The incident follows the murders of four Muslim people in London, Ontario, who police say were targeted and run down by a driver because of their faith.
That violence has left many Canadians troubled by the level of racism in this country. People of colour, as well as those who wear clothing that identifies their religion or culture, say they feel unsafe being out in public.
The encounter involving Vidyamaharani happened Friday at a bus stop at Main Street and East 49th Avenue while she was on her way to work.
She said a white man approached her and began asking her where she was from and what she was wearing on her head. She did not answer him and moved to stand with the other people waiting at the bus stop.
She said the man continued to aggressively talk to her, using racist and threatening language. She pulled out her cellphone and recorded the last 90 seconds of the encounter.
Vidyamaharani said she has experienced racism before, but this encounter left her upset because she was genuinely worried the man was going to hit her.
"I think if there weren't a lot of people around, the circumstances would have been a lot different," she said. "I'm usually like a freezer in this situation. I can't believe I walked away with the footage and was unharmed as well."
The verbal attack came to an end when a bus came and he got on it, while she stayed behind to wait for the next bus.
'I was pretty shaken'
After the man had gone, other people at the bus stop asked her if she was OK, which she appreciated, but said she would have preferred someone to engage with her while the abuse was happening.
"It was kind of unfortunate and I was pretty shaken," she said.

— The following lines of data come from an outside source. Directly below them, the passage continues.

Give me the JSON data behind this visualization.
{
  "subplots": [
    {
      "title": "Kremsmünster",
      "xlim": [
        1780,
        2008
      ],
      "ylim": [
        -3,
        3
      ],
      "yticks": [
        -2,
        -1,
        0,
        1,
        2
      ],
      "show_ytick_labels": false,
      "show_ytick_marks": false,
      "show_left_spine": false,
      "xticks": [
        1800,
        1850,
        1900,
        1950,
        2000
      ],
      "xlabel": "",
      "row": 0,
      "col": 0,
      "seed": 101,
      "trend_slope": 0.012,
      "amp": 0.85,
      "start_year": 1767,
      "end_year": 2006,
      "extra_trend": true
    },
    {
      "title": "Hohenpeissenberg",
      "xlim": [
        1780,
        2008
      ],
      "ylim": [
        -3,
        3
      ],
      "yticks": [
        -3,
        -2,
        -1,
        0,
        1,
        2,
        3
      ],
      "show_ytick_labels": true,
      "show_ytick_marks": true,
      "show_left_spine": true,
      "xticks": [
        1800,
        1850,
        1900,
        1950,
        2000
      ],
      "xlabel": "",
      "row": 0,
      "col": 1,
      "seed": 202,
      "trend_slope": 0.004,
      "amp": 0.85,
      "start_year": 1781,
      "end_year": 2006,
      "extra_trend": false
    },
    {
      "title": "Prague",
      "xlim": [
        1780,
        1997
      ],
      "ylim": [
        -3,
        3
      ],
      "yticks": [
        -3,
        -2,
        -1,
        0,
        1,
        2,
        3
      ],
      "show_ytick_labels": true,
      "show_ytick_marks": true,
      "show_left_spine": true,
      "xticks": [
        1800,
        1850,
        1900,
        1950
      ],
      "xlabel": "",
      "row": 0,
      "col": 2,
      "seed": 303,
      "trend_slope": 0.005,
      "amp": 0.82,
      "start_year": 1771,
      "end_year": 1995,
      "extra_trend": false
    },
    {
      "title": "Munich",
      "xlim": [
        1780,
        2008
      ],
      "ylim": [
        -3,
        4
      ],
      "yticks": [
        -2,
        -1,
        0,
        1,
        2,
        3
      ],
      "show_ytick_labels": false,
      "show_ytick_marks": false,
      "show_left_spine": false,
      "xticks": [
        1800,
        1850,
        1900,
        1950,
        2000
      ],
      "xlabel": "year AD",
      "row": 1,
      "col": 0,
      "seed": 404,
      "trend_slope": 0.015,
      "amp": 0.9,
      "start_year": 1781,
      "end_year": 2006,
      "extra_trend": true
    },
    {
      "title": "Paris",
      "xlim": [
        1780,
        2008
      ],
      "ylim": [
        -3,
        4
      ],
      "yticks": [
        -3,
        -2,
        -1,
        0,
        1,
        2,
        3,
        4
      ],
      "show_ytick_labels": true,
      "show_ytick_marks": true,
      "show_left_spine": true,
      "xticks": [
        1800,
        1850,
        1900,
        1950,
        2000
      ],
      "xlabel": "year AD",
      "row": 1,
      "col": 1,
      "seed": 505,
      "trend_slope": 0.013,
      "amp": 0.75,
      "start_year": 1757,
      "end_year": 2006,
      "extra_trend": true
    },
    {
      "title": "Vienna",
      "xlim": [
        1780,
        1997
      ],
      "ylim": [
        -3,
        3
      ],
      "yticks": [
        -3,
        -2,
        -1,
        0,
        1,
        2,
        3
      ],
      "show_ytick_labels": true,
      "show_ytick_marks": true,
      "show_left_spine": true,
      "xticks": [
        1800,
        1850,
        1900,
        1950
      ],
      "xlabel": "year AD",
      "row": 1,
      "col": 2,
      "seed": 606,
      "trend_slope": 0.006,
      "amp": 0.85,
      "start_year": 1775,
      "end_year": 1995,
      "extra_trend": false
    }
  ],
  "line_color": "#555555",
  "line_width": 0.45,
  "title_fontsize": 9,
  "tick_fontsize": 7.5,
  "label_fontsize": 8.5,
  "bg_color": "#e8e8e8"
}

She doesn't want people to put themselves in unsafe situations when they see racism happening, but says someone could have spoken with her during the encounter to take attention away from the man and his comments.
"Just even deflecting the tension away," she said.
Vidyamaharani said she is unsettled that her experience came so soon after the murders of the Muslim family in London, and is worried that tragic event has emboldened some people to target people of colour.
Haroon Khan, a trustee at the Al Jamia Masjid mosque in Vancouver, said Vidyamaharani's experience is too common for many Muslims.
"There are many, many microaggressions, outward attacks, threats of violence, intimidation and abuse," he said.
Khan says awareness is needed to combat racism in Canada and agrees with Vidyamaharani that people should try to find a way to support victims if they see racist attacks happening.
"It's unacceptable to any and all of us," he said. "Those women, they're your sisters, they're our sisters and as part of our family we have to look out for them."